Even though the wealth gap is a positive in most economies for driving the economic creativity of those not-yet-rich, much is made of it in the media and among politicians who worry about individual wealth consolidation even more than they do the corporate kind. A quick look at the Forbes 400 would surely assuage some of their fears.

"The wealth gap is a positive in most societies". Why? That's a significant statement and yet, there is no explanation as to why. Its assumed everyone who reads it is in on the joke.

Indeed, of the charter members of the first Forbes 400, only 32 remain today. Far from a country where only the rich get richer, the wealthy in the US are very much a moving target. While there are 74 Forbes 400 members who inherited their entire fortune, 270 members are entirely self-made. Though many attended Harvard, Yale and Princeton, there are countless stories within of high school and college dropouts, not to mention others who grew up extremely poor. Politicians who regularly engage in class warfare would do well to keep the Forbes 400 out of the hands of their constituents, because it makes a mockery of the kind "Two Americas" rhetoric suggesting the existence of a glass ceiling that keeps hard workers at the bottom of the economic ladder. To read the Forbes 400 is to know with surety that the U.S. is still very much the land of opportunity.

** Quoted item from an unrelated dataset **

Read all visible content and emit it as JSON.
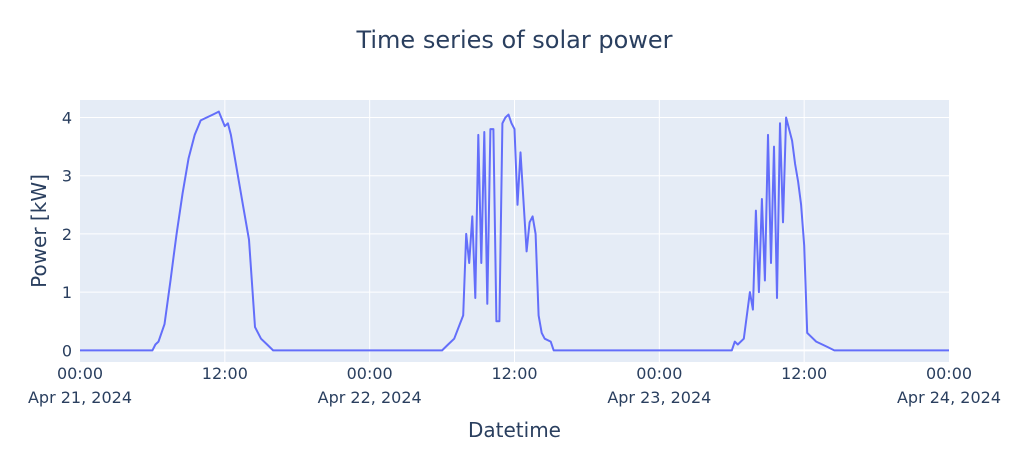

You guys just won't get it. Even if all 400 hundred were self made....that's only 400 out of a total population of 300 million people. And that's exactly the point.......more and more of America's wealth is concentrated in the hands of a very few people. Furthermore, the issue isn't whether people can go from poverty to riches in a generation; there are people who can do it but again, the number is so few. The vast majority get caught somewhere in the middle no matter how hard they work. And while some of the self made truly come from poverty, most had a good headstart like Bill Gates who comes from an affluent Seattle family and had a legacy to Harvard.

What makes this a bigger issue is the myth that America is the land of milk and honey where anyone can be rich if they work hard. It just ain't so.